LANGIT7.ID-, Jakarta- - Perbedaan dalam menentukan awal
Syawal terjadi pada lebaran 1444 H ini. PP Muhammadiyah menetapkan 1 Syawal jatuh pada Jumat (21/4/2023) sedangkan pemerintah masih menunggu sidang itsbat .
Menyikapi hal tersebut, Ketua MUI Bidang Fatwa, Asrorun Niam Sholeh menyampaikan beberapa catatan berikut:
a. Penentuan awal Ramadan, Syawal, dan Dzulhijjah merupakan wilayah
ijtihadiyah yang membuka kemungkinan terjadinya perbedaan di kalangan fuqaha.
Secara keilmuan, memang dimungkinkan terjadinya perbedaan.
Terjadinya perbedaan pendapat pada maslah yang berada dalam
majal al-ikhtilaf (wilayah dimungkinkannya terjadi perbedaan) harus mengedepankan
toleransi.
b. Penentuan awal Syawal 1444 H sebaiknya menunggu hasil penetapan pemerintah, yang diawali dengan sidang itsbat yang diikuti oleh perwakilan ormas
Islam, ahli2 di bidang astonomi dan falak, serta pertimbangan MUI.
c. Mengingat 1444 H ini hilal berada dalam ketinggian dalam
majal al-ikhtilaf (wilayah perbedaan pendapat) maka dipastikan akan terjadi perbedaan waktu
penetapan hari raya Idul Fitri.
Karena itu perlu ada semangat saling menghormati atas terjadinya perbedaan tersebut. Perbedaan yang didasarkan pada pertimbangan ilmu akan
melahirkan kesepahaman (
tafahum); bukan pertentangan (
tanazu') dan permusuhan ('
adawah). Karenanya, beragama perlu dengan ilmu sehingga
muncul spirit harmoni dan kebersamaan.
d. Terhadap perbedaan tersebut, bagi yang menggunakan ijtihad dengan patokan
wujudul hilal, dan bagi yang meyakini serta mengikuti pandangan Idul
Fitri jatuh Jumat, ia melaksanakan shalat Idul Fitri dan tidak boleh berpuasa.

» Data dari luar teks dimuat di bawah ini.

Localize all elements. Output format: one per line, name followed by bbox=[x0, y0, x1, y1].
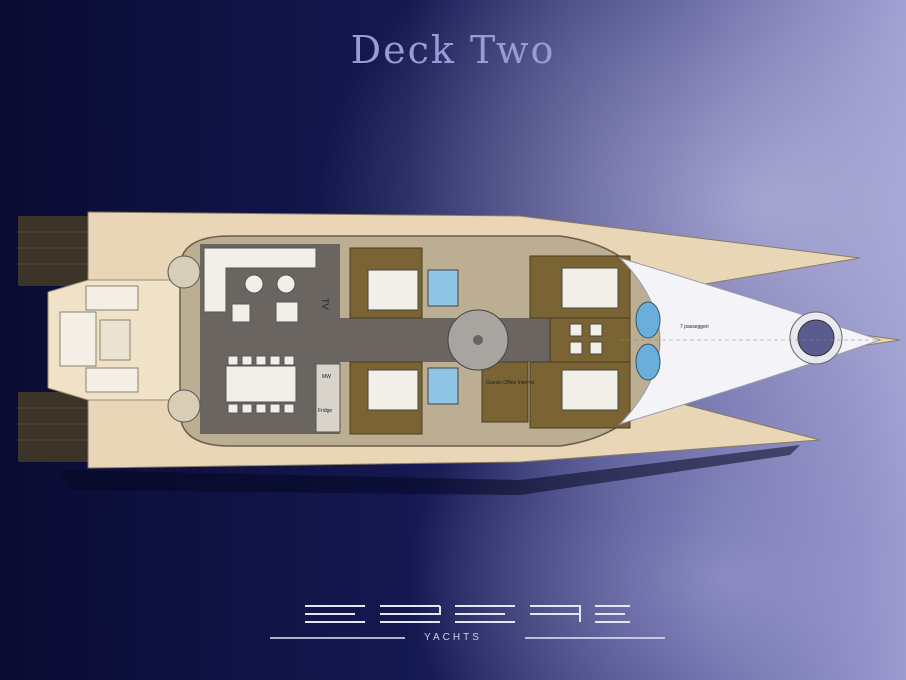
galley bbox=[315, 363, 341, 433]
corridor-floor bbox=[340, 318, 550, 362]
guest-office bbox=[481, 361, 529, 423]
ottoman bbox=[276, 274, 296, 294]
aft-sofa-bottom bbox=[85, 367, 139, 393]
brand-subtitle: YACHTS bbox=[424, 632, 482, 643]
guest-office-label: Guests Office Internet bbox=[486, 380, 535, 386]
bow-deck bbox=[618, 256, 882, 426]
hull-shadow bbox=[60, 445, 800, 495]
mw-label: MW bbox=[322, 374, 331, 380]
bow-pool-top bbox=[635, 301, 661, 339]
aft-table bbox=[99, 319, 131, 361]
bed bbox=[561, 267, 619, 309]
aft-sofa-left bbox=[59, 311, 97, 367]
salon-sofa bbox=[203, 247, 317, 313]
armchair bbox=[275, 301, 299, 323]
ottoman bbox=[244, 274, 264, 294]
stern-platform-bottom bbox=[18, 392, 88, 462]
chair bbox=[569, 341, 583, 355]
stern-platform-top bbox=[18, 216, 88, 286]
fridge-label: Fridge bbox=[318, 408, 332, 414]
chair bbox=[589, 323, 603, 337]
bathroom bbox=[427, 269, 459, 307]
page-title: Deck Two bbox=[350, 28, 556, 72]
bed bbox=[561, 369, 619, 411]
armchair bbox=[231, 303, 251, 323]
bed bbox=[367, 369, 419, 411]
bathroom bbox=[427, 367, 459, 405]
spiral-stair-bottom bbox=[167, 389, 201, 423]
aft-sofa-top bbox=[85, 285, 139, 311]
tv-label: TV bbox=[320, 298, 330, 310]
central-stair-core bbox=[473, 335, 483, 345]
chair bbox=[589, 341, 603, 355]
bed bbox=[367, 269, 419, 311]
chair bbox=[569, 323, 583, 337]
bow-jacuzzi bbox=[797, 319, 835, 357]
dining-table bbox=[225, 365, 297, 403]
spiral-stair-top bbox=[167, 255, 201, 289]
bow-pool-bottom bbox=[635, 343, 661, 381]
passengers-label: 7 passeggeri bbox=[680, 324, 709, 330]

Sementara bagi yang menggunakan ijtihad dengan patokan rukyah atau hisab imkanur rukyah dengan kriteria ketinggian hilal 3 derajat, dan bagi yang
meyakini serta mengikuti pandangan Idul Fitri jatuh pada Sabtu, maka pelaksanaan shalat Idul Fitri tidak boleh berpuasa di hari tersebut. Sedang Jumatnya
masih wajib berpuasa.
Beragama perlu dengan ilmu. Jika tidak, maka kita mengikuti orang yang berilmu.